UMA BARRA DE MINÉRIO ATRAVESSA-LHE O CÉREBRO Até hoje Damasio se interessa pelo caso, fizeram-lhe sofrer
uma bateria de testes psicométricos, e examinaram seu
cérebro por IRM (imagem por ressonância magnética).
Ele descobriu uma lesão no nível da parte frontal de seu cérebro.
E absolutamente nada no outro. É obrigado então a constatar que este único “problema” arrebatou
uma inatitude ao tomar as decisões. Elliot era bom e bem doente. Damasio e sua equipe erraram em conseqüência da ocasião de
escrutar o cérebro por um bom vintém de casos iguais ao de Elliot.
Todos apresentam lesões tocantes a uma das estruturas cerebrais
ligadas às emoções e à tomada de decisões: o córtex pré-frontal
ventro-mediano. Entre aqueles numerosos casos estudados, sem
dúvida que um dos mais curiosos de todos os anais médicos: aquele
de Phineas Gage, que, em setembro de 1848, no momento em
que trabalhava em uma construção de uma ferrovia, em Nova-Inglaterra
(Estados Unidos), foi vítima de uma explosão acidental: uma barra de
minério, 1,80 m, lhe atravessou o crânio e o cérebro.
UM DETECTOR DE EMOÇÕES
Até mesmo as pessoas “normais” quando vêem imagens carregadas de
grande emoção, têm as secreções sudoríparas aumentadas. No caso
das pessoas sujeitas a lesões cerebrais, não há nenhuma resposta epidérmica. Gage não somente sobreviveu, mas parecia totalmente consciente após
o acidente, e foi imediatamente capaz de andar e de falar. Mas, assim
como no caso Elliot, apesar de quase um século e meio mais tarde,
sua personalidade se modifica profunda e definitivamente. Certamente,
ele não apresentava nenhuma desvantagem de motricidade e de linguagem,
era capaz de aprender, e sua memória e sua inteligência estavam intactas.
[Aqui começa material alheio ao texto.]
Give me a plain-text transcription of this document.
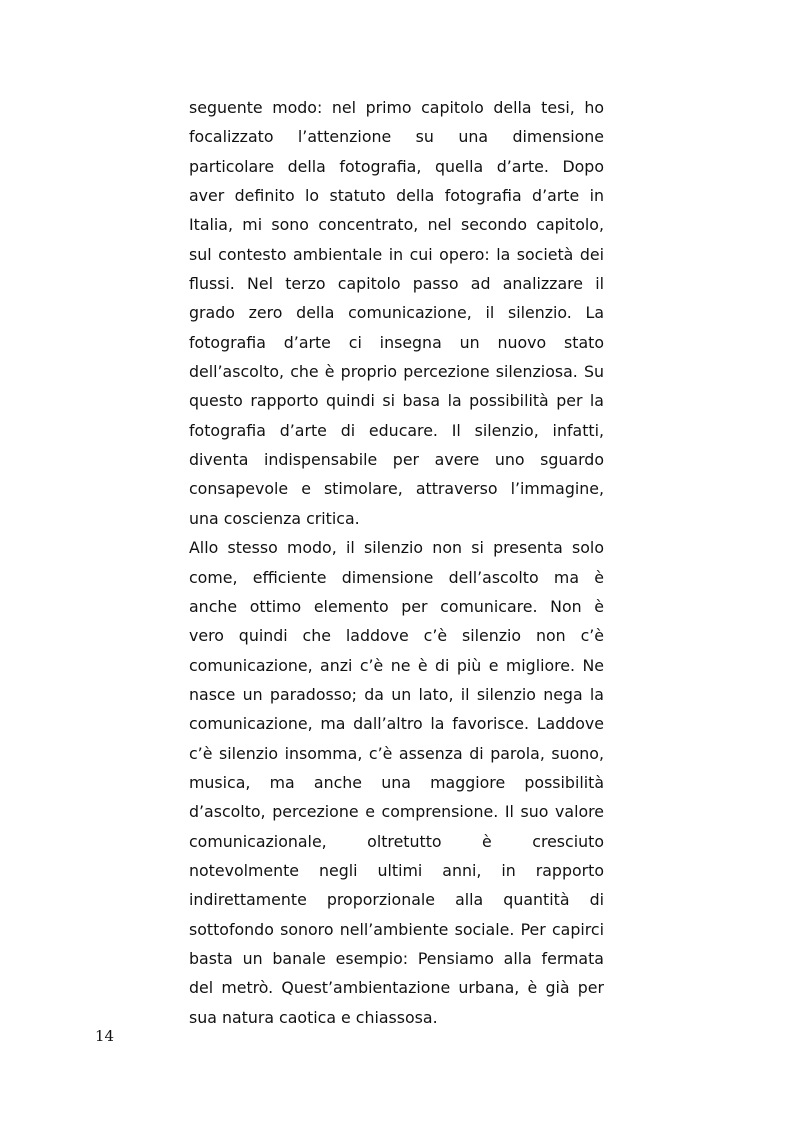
seguente modo: nel primo capitolo della tesi, ho
focalizzato l’attenzione su una dimensione
particolare della fotografia, quella d’arte. Dopo
aver definito lo statuto della fotografia d’arte in
Italia, mi sono concentrato, nel secondo capitolo,
sul contesto ambientale in cui opero: la società dei
flussi. Nel terzo capitolo passo ad analizzare il
grado zero della comunicazione, il silenzio. La
fotografia d’arte ci insegna un nuovo stato
dell’ascolto, che è proprio percezione silenziosa. Su
questo rapporto quindi si basa la possibilità per la
fotografia d’arte di educare. Il silenzio, infatti,
diventa indispensabile per avere uno sguardo
consapevole e stimolare, attraverso l’immagine,
una coscienza critica.
Allo stesso modo, il silenzio non si presenta solo
come, efficiente dimensione dell’ascolto ma è
anche ottimo elemento per comunicare. Non è
vero quindi che laddove c’è silenzio non c’è
comunicazione, anzi c’è ne è di più e migliore. Ne
nasce un paradosso; da un lato, il silenzio nega la
comunicazione, ma dall’altro la favorisce. Laddove
c’è silenzio insomma, c’è assenza di parola, suono,
musica, ma anche una maggiore possibilità
d’ascolto, percezione e comprensione. Il suo valore
comunicazionale, oltretutto è cresciuto
notevolmente negli ultimi anni, in rapporto
indirettamente proporzionale alla quantità di
sottofondo sonoro nell’ambiente sociale. Per capirci
basta un banale esempio: Pensiamo alla fermata
del metrò. Quest’ambientazione urbana, è già per
sua natura caotica e chiassosa.
14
Somente seu comportamento social foi modificado. Dantes responsável,
socialmente bem integrado e apreciado, tornou-se muito rapidamente irresponsável,
grosseiro e caprichoso. Perdeu seu trabalho e passou os doze anos que
sobreviveu a vadiar, a se exibir no circo Barnum, antes de morrer em 1860.
AUTÓPSIA DE OUTRO ACIDENTE
Felizmente pela corajosa ciência, cinco anos após a sua morte, seu
médico pessoal pede a sua família autorização para exumar o corpo e
recuperar o crânio - que se encontra de agora em diante na Universidade
de Harvard. Retornando à nossa época: Albert Galaburda, neurólogo e velho amigo de
Damasio, toma todas as medidas do crânio lesado. E em 1994, Hanna
Damasio e seus colaboradores reconstituíram em três dimensões,
graças às técnicas imaginárias assistidas pelo orientador, o crânio de Gage. Após reconstituir o trajeto da barra de ferro através daquele que
poderia ter sido seu cérebro, o resultado daquela verdadeira autópsia
do outro acidente: Gage e Elliot apresentam lesões estritamente parecidas. A compilação de todos aqueles dados permitiu aos pesquisadores americanos
aperfeiçoar os testes práticos sobre Elliot e seus semelhantes e precisar as
relações entre a razão e as emoções. Assim Daniel Tranel, um colaborador
de Damasio, teve a idéia de aplicar em Elliot um teste destinado a detectar
as emoções. Este consistiu em apresentar ao paciente imagens trágicas:
casas em fogo, assassinatos, tremores de terra, feridos, etc...
Elliot não sofreu estritamente nada ... Damasio se recorda: “Era absolutamente irreversível. Estava na medida
de conhecer, mas não de sentir”. Estas descobertas conduziram o neurólogo
a construir a mais espantosa das teorias da pura razão. “A observação dos
pacientes, assim como Elliot, sugere que a fria estratégia evocada por
Kant e por outros autores pareça mais de uma maneira cujas pessoas
acometidas de lesões pré-frontais procedentes por tomarem uma decisão
do que aqueles indivíduos normais”. Se é que nos ameniza, pensemos no famoso aforismo de Descartes.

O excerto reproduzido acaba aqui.